ABC

Ilmuwan Perempuan yang Berkeluarga Sulit Mendapat Kesetaraan Karir

Hasil survei terbaru menunjukkan, sepertiga dari ilmuwan dan insinyur perempuan Australia menganggap prospek karir mereka begitu suram sehingga mereka tidak akan berada di sektor itu dalam lima tahun.

Profesional Australia, organisasi yang mewakili para ilmuwan dan insinyur, melakukan survei terhadap 432 perempuan yang bekerja di bidang ilmu pengetahuan, teknologi, teknik dan matematika.

Survei itu menemukan, 31% dari mereka berharap untuk meninggalkan sektor ini dalam lima tahun ke depan.

Kepala eksekutif ‘Profesional Australia’, Chris Walton, mengatakan, masalah pertama yang harus ditangani adalah kesenjangan gaji.

Perempuan yang bekerja penuh waktu dalam bidang ilmu pengetahuan, teknologi, teknik atau matematika memperoleh gaji 24% lebih sedikit dari laki-laki.

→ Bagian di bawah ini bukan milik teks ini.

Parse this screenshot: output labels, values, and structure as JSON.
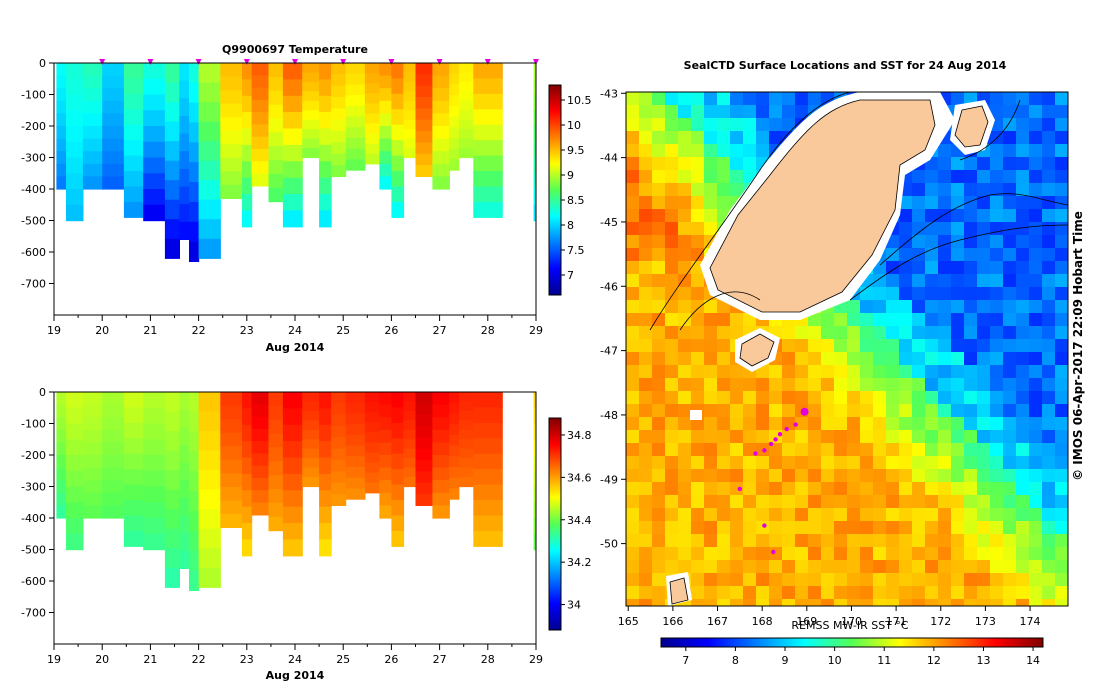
{
  "chart_data": [
    {
      "id": "temp",
      "type": "heatmap",
      "title": "Q9900697  Temperature",
      "xlabel": "Aug 2014",
      "x_ticks": [
        "19",
        "20",
        "21",
        "22",
        "23",
        "24",
        "25",
        "26",
        "27",
        "28",
        "29"
      ],
      "xlim": [
        19,
        29
      ],
      "ylim": [
        0,
        -800
      ],
      "y_ticks": [
        "0",
        "-100",
        "-200",
        "-300",
        "-400",
        "-500",
        "-600",
        "-700"
      ],
      "colorbar": {
        "range": [
          6.6,
          10.8
        ],
        "ticks": [
          "10.5",
          "10",
          "9.5",
          "9",
          "8.5",
          "8",
          "7.5",
          "7"
        ]
      },
      "marker_days": [
        20,
        21,
        22,
        23,
        24,
        25,
        26,
        27,
        28,
        29
      ],
      "profiles": [
        {
          "start": 19.05,
          "end": 19.25,
          "depth": 400,
          "surface": 8.2,
          "bottom": 7.6
        },
        {
          "start": 19.25,
          "end": 19.6,
          "depth": 500,
          "surface": 8.3,
          "bottom": 7.9
        },
        {
          "start": 19.6,
          "end": 20.0,
          "depth": 400,
          "surface": 8.4,
          "bottom": 7.7
        },
        {
          "start": 20.0,
          "end": 20.45,
          "depth": 400,
          "surface": 8.0,
          "bottom": 7.5
        },
        {
          "start": 20.45,
          "end": 20.85,
          "depth": 490,
          "surface": 8.5,
          "bottom": 7.7
        },
        {
          "start": 20.85,
          "end": 21.3,
          "depth": 500,
          "surface": 8.3,
          "bottom": 7.0
        },
        {
          "start": 21.3,
          "end": 21.6,
          "depth": 620,
          "surface": 8.5,
          "bottom": 6.9
        },
        {
          "start": 21.6,
          "end": 21.8,
          "depth": 560,
          "surface": 8.1,
          "bottom": 7.1
        },
        {
          "start": 21.8,
          "end": 22.0,
          "depth": 630,
          "surface": 8.3,
          "bottom": 6.9
        },
        {
          "start": 22.0,
          "end": 22.45,
          "depth": 620,
          "surface": 9.0,
          "bottom": 7.7
        },
        {
          "start": 22.45,
          "end": 22.9,
          "depth": 430,
          "surface": 9.5,
          "bottom": 8.8
        },
        {
          "start": 22.9,
          "end": 23.1,
          "depth": 520,
          "surface": 9.7,
          "bottom": 8.1
        },
        {
          "start": 23.1,
          "end": 23.45,
          "depth": 390,
          "surface": 9.9,
          "bottom": 9.1
        },
        {
          "start": 23.45,
          "end": 23.75,
          "depth": 440,
          "surface": 9.5,
          "bottom": 8.6
        },
        {
          "start": 23.75,
          "end": 24.15,
          "depth": 520,
          "surface": 9.9,
          "bottom": 8.0
        },
        {
          "start": 24.15,
          "end": 24.5,
          "depth": 300,
          "surface": 9.6,
          "bottom": 8.8
        },
        {
          "start": 24.5,
          "end": 24.75,
          "depth": 520,
          "surface": 9.7,
          "bottom": 8.0
        },
        {
          "start": 24.75,
          "end": 25.05,
          "depth": 360,
          "surface": 9.5,
          "bottom": 8.8
        },
        {
          "start": 25.05,
          "end": 25.45,
          "depth": 340,
          "surface": 9.4,
          "bottom": 8.7
        },
        {
          "start": 25.45,
          "end": 25.75,
          "depth": 320,
          "surface": 9.6,
          "bottom": 9.0
        },
        {
          "start": 25.75,
          "end": 26.0,
          "depth": 400,
          "surface": 9.7,
          "bottom": 8.1
        },
        {
          "start": 26.0,
          "end": 26.25,
          "depth": 490,
          "surface": 9.8,
          "bottom": 8.1
        },
        {
          "start": 26.25,
          "end": 26.5,
          "depth": 300,
          "surface": 9.5,
          "bottom": 9.1
        },
        {
          "start": 26.5,
          "end": 26.85,
          "depth": 360,
          "surface": 10.1,
          "bottom": 9.4
        },
        {
          "start": 26.85,
          "end": 27.2,
          "depth": 400,
          "surface": 9.6,
          "bottom": 8.8
        },
        {
          "start": 27.2,
          "end": 27.4,
          "depth": 340,
          "surface": 9.4,
          "bottom": 8.9
        },
        {
          "start": 27.4,
          "end": 27.7,
          "depth": 300,
          "surface": 9.3,
          "bottom": 8.9
        },
        {
          "start": 27.7,
          "end": 28.3,
          "depth": 490,
          "surface": 9.6,
          "bottom": 8.2
        },
        {
          "start": 28.95,
          "end": 29.05,
          "depth": 500,
          "surface": 9.0,
          "bottom": 8.0
        }
      ]
    },
    {
      "id": "sal",
      "type": "heatmap",
      "xlabel": "Aug 2014",
      "x_ticks": [
        "19",
        "20",
        "21",
        "22",
        "23",
        "24",
        "25",
        "26",
        "27",
        "28",
        "29"
      ],
      "xlim": [
        19,
        29
      ],
      "ylim": [
        0,
        -800
      ],
      "y_ticks": [
        "0",
        "-100",
        "-200",
        "-300",
        "-400",
        "-500",
        "-600",
        "-700"
      ],
      "colorbar": {
        "range": [
          33.88,
          34.88
        ],
        "ticks": [
          "34.8",
          "34.6",
          "34.4",
          "34.2",
          "34"
        ]
      },
      "profiles": [
        {
          "start": 19.05,
          "end": 19.25,
          "depth": 400,
          "surface": 34.45,
          "bottom": 34.32
        },
        {
          "start": 19.25,
          "end": 19.6,
          "depth": 500,
          "surface": 34.47,
          "bottom": 34.34
        },
        {
          "start": 19.6,
          "end": 20.0,
          "depth": 400,
          "surface": 34.46,
          "bottom": 34.38
        },
        {
          "start": 20.0,
          "end": 20.45,
          "depth": 400,
          "surface": 34.44,
          "bottom": 34.37
        },
        {
          "start": 20.45,
          "end": 20.85,
          "depth": 490,
          "surface": 34.47,
          "bottom": 34.32
        },
        {
          "start": 20.85,
          "end": 21.3,
          "depth": 500,
          "surface": 34.45,
          "bottom": 34.33
        },
        {
          "start": 21.3,
          "end": 21.6,
          "depth": 620,
          "surface": 34.46,
          "bottom": 34.31
        },
        {
          "start": 21.6,
          "end": 21.8,
          "depth": 560,
          "surface": 34.44,
          "bottom": 34.32
        },
        {
          "start": 21.8,
          "end": 22.0,
          "depth": 630,
          "surface": 34.45,
          "bottom": 34.33
        },
        {
          "start": 22.0,
          "end": 22.45,
          "depth": 620,
          "surface": 34.56,
          "bottom": 34.44
        },
        {
          "start": 22.45,
          "end": 22.9,
          "depth": 430,
          "surface": 34.7,
          "bottom": 34.57
        },
        {
          "start": 22.9,
          "end": 23.1,
          "depth": 520,
          "surface": 34.74,
          "bottom": 34.53
        },
        {
          "start": 23.1,
          "end": 23.45,
          "depth": 390,
          "surface": 34.78,
          "bottom": 34.62
        },
        {
          "start": 23.45,
          "end": 23.75,
          "depth": 440,
          "surface": 34.7,
          "bottom": 34.58
        },
        {
          "start": 23.75,
          "end": 24.15,
          "depth": 520,
          "surface": 34.76,
          "bottom": 34.55
        },
        {
          "start": 24.15,
          "end": 24.5,
          "depth": 300,
          "surface": 34.72,
          "bottom": 34.6
        },
        {
          "start": 24.5,
          "end": 24.75,
          "depth": 520,
          "surface": 34.74,
          "bottom": 34.52
        },
        {
          "start": 24.75,
          "end": 25.05,
          "depth": 360,
          "surface": 34.7,
          "bottom": 34.6
        },
        {
          "start": 25.05,
          "end": 25.45,
          "depth": 340,
          "surface": 34.72,
          "bottom": 34.61
        },
        {
          "start": 25.45,
          "end": 25.75,
          "depth": 320,
          "surface": 34.74,
          "bottom": 34.64
        },
        {
          "start": 25.75,
          "end": 26.0,
          "depth": 400,
          "surface": 34.75,
          "bottom": 34.58
        },
        {
          "start": 26.0,
          "end": 26.25,
          "depth": 490,
          "surface": 34.76,
          "bottom": 34.55
        },
        {
          "start": 26.25,
          "end": 26.5,
          "depth": 300,
          "surface": 34.74,
          "bottom": 34.64
        },
        {
          "start": 26.5,
          "end": 26.85,
          "depth": 360,
          "surface": 34.8,
          "bottom": 34.7
        },
        {
          "start": 26.85,
          "end": 27.2,
          "depth": 400,
          "surface": 34.76,
          "bottom": 34.6
        },
        {
          "start": 27.2,
          "end": 27.4,
          "depth": 340,
          "surface": 34.74,
          "bottom": 34.62
        },
        {
          "start": 27.4,
          "end": 27.7,
          "depth": 300,
          "surface": 34.72,
          "bottom": 34.64
        },
        {
          "start": 27.7,
          "end": 28.3,
          "depth": 490,
          "surface": 34.72,
          "bottom": 34.56
        },
        {
          "start": 28.95,
          "end": 29.05,
          "depth": 500,
          "surface": 34.55,
          "bottom": 34.38
        }
      ]
    },
    {
      "id": "map",
      "type": "heatmap",
      "title": "SealCTD Surface Locations and SST for 24 Aug 2014",
      "x_ticks": [
        "165",
        "166",
        "167",
        "168",
        "169",
        "170",
        "171",
        "172",
        "173",
        "174"
      ],
      "xlim": [
        164.95,
        174.85
      ],
      "y_ticks": [
        "-43",
        "-44",
        "-45",
        "-46",
        "-47",
        "-48",
        "-49",
        "-50"
      ],
      "ylim": [
        -42.98,
        -50.97
      ],
      "colorbar": {
        "label": "REMSS MW-IR SST °C",
        "range": [
          6.5,
          14.2
        ],
        "ticks": [
          "7",
          "8",
          "9",
          "10",
          "11",
          "12",
          "13",
          "14"
        ]
      },
      "sst_field": {
        "west": 11.9,
        "shelf": 10.0,
        "east": 8.3
      },
      "land_color": "#f9c89b",
      "seal_locations": [
        {
          "lon": 168.95,
          "lat": -47.95
        },
        {
          "lon": 168.75,
          "lat": -48.15
        },
        {
          "lon": 168.55,
          "lat": -48.22
        },
        {
          "lon": 168.4,
          "lat": -48.3
        },
        {
          "lon": 168.3,
          "lat": -48.38
        },
        {
          "lon": 168.2,
          "lat": -48.45
        },
        {
          "lon": 168.05,
          "lat": -48.55
        },
        {
          "lon": 167.85,
          "lat": -48.6
        },
        {
          "lon": 167.5,
          "lat": -49.15
        },
        {
          "lon": 168.05,
          "lat": -49.72
        },
        {
          "lon": 168.25,
          "lat": -50.13
        }
      ]
    }
  ],
  "credit": "© IMOS 06-Apr-2017 22:09 Hobart Time",
  "colors": {
    "marker": "#e000e0",
    "land": "#f9c89b"
  }
}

"Sekarang, banyak dari hal itu tentu saja karena perempuan tidak mendapatkan promosi dan kemajuan karir yang mereka butuhkan," jelas Chris.

Berkeluarga adalah masalah besar bagi ilmuwan perempuan

Robyn Porter memiliki gelar dalam bidang kimia dan menghabiskan sekitar 10 tahun bekerja di ilmu pertanian dan bioteknologi, tetapi harus meninggalkan laboratorium ketika ia ingin membangun sebuah keluarga.

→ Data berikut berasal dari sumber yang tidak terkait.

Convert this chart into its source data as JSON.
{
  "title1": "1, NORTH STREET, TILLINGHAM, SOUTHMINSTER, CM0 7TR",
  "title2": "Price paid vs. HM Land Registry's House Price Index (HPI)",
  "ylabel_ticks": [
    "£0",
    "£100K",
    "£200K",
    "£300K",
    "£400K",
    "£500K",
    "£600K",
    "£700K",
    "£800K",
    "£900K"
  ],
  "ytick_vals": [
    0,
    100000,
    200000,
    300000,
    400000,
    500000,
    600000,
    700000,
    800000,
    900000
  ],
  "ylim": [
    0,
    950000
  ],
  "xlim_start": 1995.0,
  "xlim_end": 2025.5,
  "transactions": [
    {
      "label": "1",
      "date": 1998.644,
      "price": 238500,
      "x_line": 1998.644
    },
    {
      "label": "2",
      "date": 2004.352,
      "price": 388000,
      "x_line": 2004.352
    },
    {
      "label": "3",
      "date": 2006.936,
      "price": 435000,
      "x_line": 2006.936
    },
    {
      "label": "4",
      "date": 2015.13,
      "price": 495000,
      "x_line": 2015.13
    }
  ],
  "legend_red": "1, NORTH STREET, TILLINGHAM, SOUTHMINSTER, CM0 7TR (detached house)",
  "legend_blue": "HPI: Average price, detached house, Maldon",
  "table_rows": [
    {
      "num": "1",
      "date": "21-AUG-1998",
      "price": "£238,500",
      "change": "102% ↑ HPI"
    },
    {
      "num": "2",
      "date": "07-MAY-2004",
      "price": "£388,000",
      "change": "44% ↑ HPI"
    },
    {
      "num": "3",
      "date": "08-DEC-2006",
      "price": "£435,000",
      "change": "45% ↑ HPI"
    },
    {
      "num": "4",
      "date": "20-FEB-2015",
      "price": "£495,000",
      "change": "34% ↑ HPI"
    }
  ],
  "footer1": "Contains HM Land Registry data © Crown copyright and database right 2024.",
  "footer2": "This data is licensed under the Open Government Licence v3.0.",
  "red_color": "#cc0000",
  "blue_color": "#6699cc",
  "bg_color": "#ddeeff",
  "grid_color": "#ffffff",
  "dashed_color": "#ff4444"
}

"Anda hanya bisa lepas dari penelitian selama maksimum tiga tahun, jika tidak, anda tak akan ada di garis depan dalam bidang ini dan keterampilan Anda menjadi terlalu usang," katanya.

Ia menambahkan, "Dan bahkan jika Anda cukup beruntung untuk memiliki majikan yang bisa membantu Anda bertahan dalam penelitian, itu benar-benar sulit karena penelitian Anda tak berlangsung dari jam sembilan hingga jam lima; penelitian Anda bekerja 24 jam sehari tujuh hari seminggu.”

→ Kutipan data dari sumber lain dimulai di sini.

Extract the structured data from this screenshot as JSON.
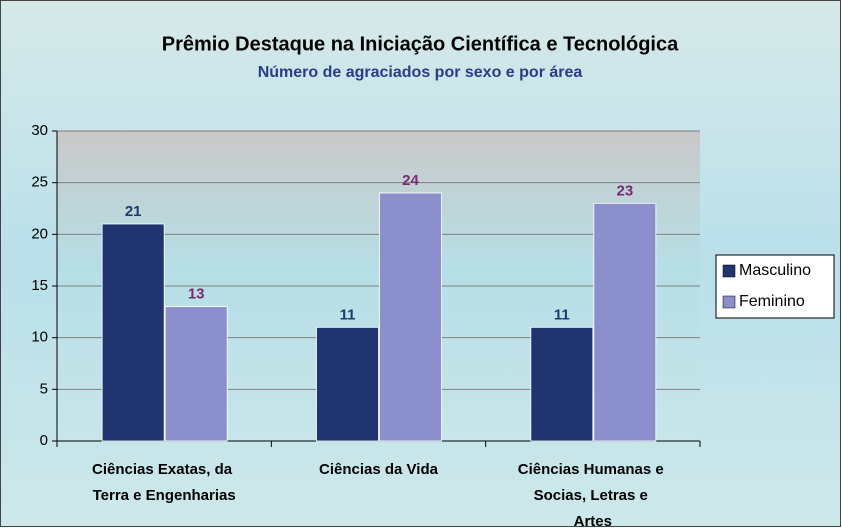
{
  "chart_data": {
    "type": "bar",
    "title": "Prêmio Destaque na Iniciação Científica e Tecnológica",
    "subtitle": "Número de agraciados por sexo e por área",
    "categories": [
      "Ciências Exatas, da Terra e Engenharias",
      "Ciências da Vida",
      "Ciências Humanas e Socias, Letras e Artes"
    ],
    "series": [
      {
        "name": "Masculino",
        "color": "#1f3470",
        "label_color": "#1f3a6e",
        "values": [
          21,
          11,
          11
        ]
      },
      {
        "name": "Feminino",
        "color": "#8b8fcc",
        "label_color": "#7a2a72",
        "values": [
          13,
          24,
          23
        ]
      }
    ],
    "ylim": [
      0,
      30
    ],
    "yticks": [
      0,
      5,
      10,
      15,
      20,
      25,
      30
    ],
    "grid": true,
    "legend": "right"
  }
}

"Bagaimana Anda bisa mengatur waktu dengan keluarga?," sambungnya.

Kini, Robyn, memiliki posisi honorer yang tak dibayar di ‘Profesional Australia’, organisasi yang mewakili para ilmuwan dan insinyur.

Ia mengatakan, dirinya mendorong anak perempuan dan perempuan muda yang ingin berkarir dalam penelitian, tetapi ia menyarankan mereka untuk menyadari bahwa mereka mungkin harus berkompromi jika mereka ingin membangun keluarga.

Perusahaan perlu merubah sistem kerja

Chris mengutip sebuah contoh dalam ilmu penelitian, di mana kemajuan seseorang didasarkan pada publikasi mereka dan kemunculan nama mereka berbagai konferensi dan jurnal.

"Jika Anda memiliki jeda karir, Anda langsung dirugikan, karena Anda memiliki jurnal lebih sedikit dan karena itu kurang kesempatan untuk mendapatkan dana penelitian putaran berikutnya," ungkapnya.

Ia mengatakan, lembaga donor penelitian perlu menyadari bahwa penilaian terhadap penelitian saat ini, secara langsung sungguh diskriminatif terhadap perempuan.

"Mereka harus mengubah tahapannya. Anda tak bisa hanya melihatnya dari jumlah publikasi, dan Anda harus bisa memiliki jeda karir," utaranya.

Sekitar 61% responden dalam survei itu mengatakan bahwa mereka percaya bekerja paruh waktu memiliki dampak negatif pada karir mereka.

"Banyak dari sistem ilmu benar-benar bekerja melawan jam kerja yang fleksibel atau kerja paruh waktu," sebut Chris.

Ia lantas menerangkan, "Seperempat dari mereka yang bekerja paruh waktu mengatakan, mereka diabaikan untuk promosi dan banyak yang mengatakan mereka dikeluarkan dari pekerjaan karena mereka adalah bekerja paruh waktu.”

"Hingga masalah tersebut diatasi, para perempuan tidak akan mendapatkan kesempatan karir yang sama," lanjutnya.

Chris mengatakan, para perempuan menjelaskan bahwa mereka merasa seperti harus selalu membuktikan diri, sedangkan -seringkali –apapun yang dilakukan rekan pria mereka diterima begitu saja.

"[Dalam survei] 41% mengatakan, mereka cenderung kurang disimak jika mereka adalah perempuan di bidang teknik. Perusahaan harus menghadapi hambatan budaya ini," pintanya.